Ho visto “The President” di Mohsen Makhmalbaf (Venezia 71)

Dal regista iraniano di Viaggio a Kandahar arriva un apologo sulla dittatura, la violenza, la vendetta. E’ ambientato in un ipotetico stato caucasico ma potrebbe essere ovunque. Per la vicenda che vi si narra mi vengono in mente dittatori come Ceausescu o Gheddafi. Qui è il Presidente – Dio veglia dal cielo su di noi e il nostro Presidente veglia dalla terra – ma si fa appellare Vostra Maestà. In una sera in cui splendono le luminarie sulla città ha appena firmato la condanna a morte di alcuni oppositori e si diverte a dimostrare la propria onnipotenza al nipotino facendo spegnere e riaccendere l’illuminazione pubblica. All’ennesimo spegnimento le luci non si riaccendono e si sentono invece crepitare le mitragliatrici. E’ il colpo di stato. Il giorno dopo accompagna in limousine la propria famiglia all’aeroporto per metterla al sicuro all’estero. Ma il nipotino vuole restare con lui, anzi con Maria, una bambina compagna di giochi con cui è cresciuto. Al ritorno verso la città è tutto bloccato: il paese è in mano ai rivoltosi. Dittatore e nipote, nelle loro anacronistiche uniformi, sono in fuga. Il guardaspalle si è sacrificato per aprirgli un varco tra i rivoltosi, l’autista li ha abbandonati. Prima con una moto, poi a piedi e con mezzi di fortuna, il Presidente cerca di sfuggire ad una caccia spietata e a una taglia che pende sul suo capo e che di giorno in giorno lievita fino ad arrivare a un milione di dollari. Travestiti da mendicanti e musicisti di strada, nonno e nipote scoprono un mondo diverso da quello a cui sono abituati.
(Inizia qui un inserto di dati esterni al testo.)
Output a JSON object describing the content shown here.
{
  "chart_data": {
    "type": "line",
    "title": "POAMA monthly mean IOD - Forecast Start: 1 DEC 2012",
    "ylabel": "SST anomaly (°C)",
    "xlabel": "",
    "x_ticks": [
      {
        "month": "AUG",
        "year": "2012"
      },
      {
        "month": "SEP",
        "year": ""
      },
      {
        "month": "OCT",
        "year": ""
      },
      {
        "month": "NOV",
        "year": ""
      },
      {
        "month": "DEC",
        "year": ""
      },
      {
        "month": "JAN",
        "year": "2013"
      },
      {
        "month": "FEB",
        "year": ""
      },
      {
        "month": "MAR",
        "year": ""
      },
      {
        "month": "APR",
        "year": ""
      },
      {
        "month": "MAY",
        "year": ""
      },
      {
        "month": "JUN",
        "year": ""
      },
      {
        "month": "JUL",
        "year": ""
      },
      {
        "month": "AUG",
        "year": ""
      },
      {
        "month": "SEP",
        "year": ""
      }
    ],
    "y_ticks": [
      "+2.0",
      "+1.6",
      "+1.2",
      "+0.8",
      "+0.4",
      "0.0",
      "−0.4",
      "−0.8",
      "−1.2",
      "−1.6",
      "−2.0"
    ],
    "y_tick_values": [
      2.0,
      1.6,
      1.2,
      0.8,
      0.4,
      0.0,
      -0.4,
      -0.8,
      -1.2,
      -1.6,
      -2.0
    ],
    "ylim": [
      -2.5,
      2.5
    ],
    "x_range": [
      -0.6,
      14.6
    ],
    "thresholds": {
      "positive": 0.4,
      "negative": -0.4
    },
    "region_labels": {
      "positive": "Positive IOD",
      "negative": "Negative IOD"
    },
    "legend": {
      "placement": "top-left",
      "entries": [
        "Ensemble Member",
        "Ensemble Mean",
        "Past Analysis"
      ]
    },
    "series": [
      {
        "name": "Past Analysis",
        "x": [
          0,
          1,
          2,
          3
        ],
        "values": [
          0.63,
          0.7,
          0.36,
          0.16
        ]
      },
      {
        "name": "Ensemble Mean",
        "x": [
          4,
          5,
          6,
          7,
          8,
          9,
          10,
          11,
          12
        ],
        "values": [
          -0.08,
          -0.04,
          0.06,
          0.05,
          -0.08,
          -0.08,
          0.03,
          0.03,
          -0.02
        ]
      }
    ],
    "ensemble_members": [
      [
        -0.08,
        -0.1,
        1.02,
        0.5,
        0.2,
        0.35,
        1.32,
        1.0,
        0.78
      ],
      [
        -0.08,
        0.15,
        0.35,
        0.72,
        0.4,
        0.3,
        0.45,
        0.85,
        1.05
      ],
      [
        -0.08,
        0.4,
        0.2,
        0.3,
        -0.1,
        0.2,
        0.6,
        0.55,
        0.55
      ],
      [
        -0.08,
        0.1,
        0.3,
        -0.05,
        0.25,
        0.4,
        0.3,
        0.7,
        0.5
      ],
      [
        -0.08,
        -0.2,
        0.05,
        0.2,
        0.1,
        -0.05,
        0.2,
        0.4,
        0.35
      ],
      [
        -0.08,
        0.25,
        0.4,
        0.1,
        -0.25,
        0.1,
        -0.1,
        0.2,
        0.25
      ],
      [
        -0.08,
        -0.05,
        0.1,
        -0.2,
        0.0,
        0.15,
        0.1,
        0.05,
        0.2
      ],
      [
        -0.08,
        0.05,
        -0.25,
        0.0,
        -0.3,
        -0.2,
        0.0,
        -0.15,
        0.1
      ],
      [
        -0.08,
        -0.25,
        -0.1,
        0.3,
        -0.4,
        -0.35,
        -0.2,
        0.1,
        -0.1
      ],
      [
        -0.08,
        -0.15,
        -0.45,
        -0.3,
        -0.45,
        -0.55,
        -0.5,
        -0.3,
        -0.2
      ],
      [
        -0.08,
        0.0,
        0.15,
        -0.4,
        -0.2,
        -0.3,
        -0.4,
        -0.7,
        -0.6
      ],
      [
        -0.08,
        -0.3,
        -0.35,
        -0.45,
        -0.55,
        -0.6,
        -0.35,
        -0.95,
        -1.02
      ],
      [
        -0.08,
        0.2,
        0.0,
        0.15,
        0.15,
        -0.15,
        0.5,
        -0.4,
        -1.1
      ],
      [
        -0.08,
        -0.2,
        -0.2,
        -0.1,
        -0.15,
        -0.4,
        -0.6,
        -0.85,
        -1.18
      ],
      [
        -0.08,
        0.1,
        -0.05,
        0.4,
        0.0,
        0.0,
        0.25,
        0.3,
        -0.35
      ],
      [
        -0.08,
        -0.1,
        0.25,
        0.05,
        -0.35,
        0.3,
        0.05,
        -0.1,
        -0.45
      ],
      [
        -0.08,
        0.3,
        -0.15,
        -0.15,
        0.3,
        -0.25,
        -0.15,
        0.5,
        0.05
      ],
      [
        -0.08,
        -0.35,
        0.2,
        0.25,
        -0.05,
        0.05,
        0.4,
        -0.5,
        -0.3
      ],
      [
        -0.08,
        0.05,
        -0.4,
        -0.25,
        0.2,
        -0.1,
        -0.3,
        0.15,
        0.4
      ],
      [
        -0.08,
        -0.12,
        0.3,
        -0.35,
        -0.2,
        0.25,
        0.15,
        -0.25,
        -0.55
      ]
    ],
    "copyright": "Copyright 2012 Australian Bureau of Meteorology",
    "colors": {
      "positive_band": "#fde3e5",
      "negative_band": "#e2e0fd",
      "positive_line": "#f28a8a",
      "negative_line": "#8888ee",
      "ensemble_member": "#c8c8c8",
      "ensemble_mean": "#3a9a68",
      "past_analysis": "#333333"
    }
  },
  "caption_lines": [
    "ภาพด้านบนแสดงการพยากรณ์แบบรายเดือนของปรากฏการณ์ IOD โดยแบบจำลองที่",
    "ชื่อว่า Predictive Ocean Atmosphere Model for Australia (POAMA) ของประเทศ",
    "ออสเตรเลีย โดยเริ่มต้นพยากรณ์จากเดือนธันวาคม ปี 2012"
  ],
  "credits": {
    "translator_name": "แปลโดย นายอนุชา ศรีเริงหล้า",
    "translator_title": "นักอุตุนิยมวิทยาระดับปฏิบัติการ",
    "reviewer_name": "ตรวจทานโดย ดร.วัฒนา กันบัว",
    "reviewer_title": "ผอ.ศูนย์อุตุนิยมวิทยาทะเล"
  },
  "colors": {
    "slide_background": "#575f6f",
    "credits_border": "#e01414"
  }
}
Ma per il dittatore non c’è alcun ripensamento circa il paese mandato in rovina, cerca solo di raggiungere il mare, farsi portare all’estero e tentare di riprendere il potere. Intanto è testimone delle violenze che in nome della libertà i suoi ex-soldati attuano nel paese. Nel loro vagare nonno e nipotino si uniscono ad un gruppo di ex-condannati, ora liberi. Tra di essi, alcuni sono feriti e resi storpi dalle torture, odiano a morte l’ex-presidente. Quando vengono scoperti, ormai giunti sulle rive del mare, resta solo da decidere come giustiziarli: lapidati, fucilati, impiccati… E’ una scena comune a tante viste nei telegiornali, quando il dittatore è nelle mani della massa assetata di sangue e di vendetta. Solo un ex-deportato si oppone al linciaggio, cercando di far capire agli altri che la violenza continuerà ad attrarre altra violenza. Riesce soltanto a salvare il bambino.
Il messaggio di pace e riconciliazione contenuto nel film di Mohsen Makhmalbaf è quanto mai opportuno di questi tempi. Il regista ci propone un esercizio forte e difficile di libertà e democrazia per affermare la giustizia senza ricorrere alla violenza.
Misha Gomiashvili (nonno) e Dachi Orvelashvili (nipote) fanno ovviamente gara di bravura, ma il bambino, per cui quell’avventura è solo un triste gioco, è veramente stupendo.
Visto in streaming grazie a mymovies.it che propone i film della sezione Orizzonti della Mostra del Cinema di Venezia.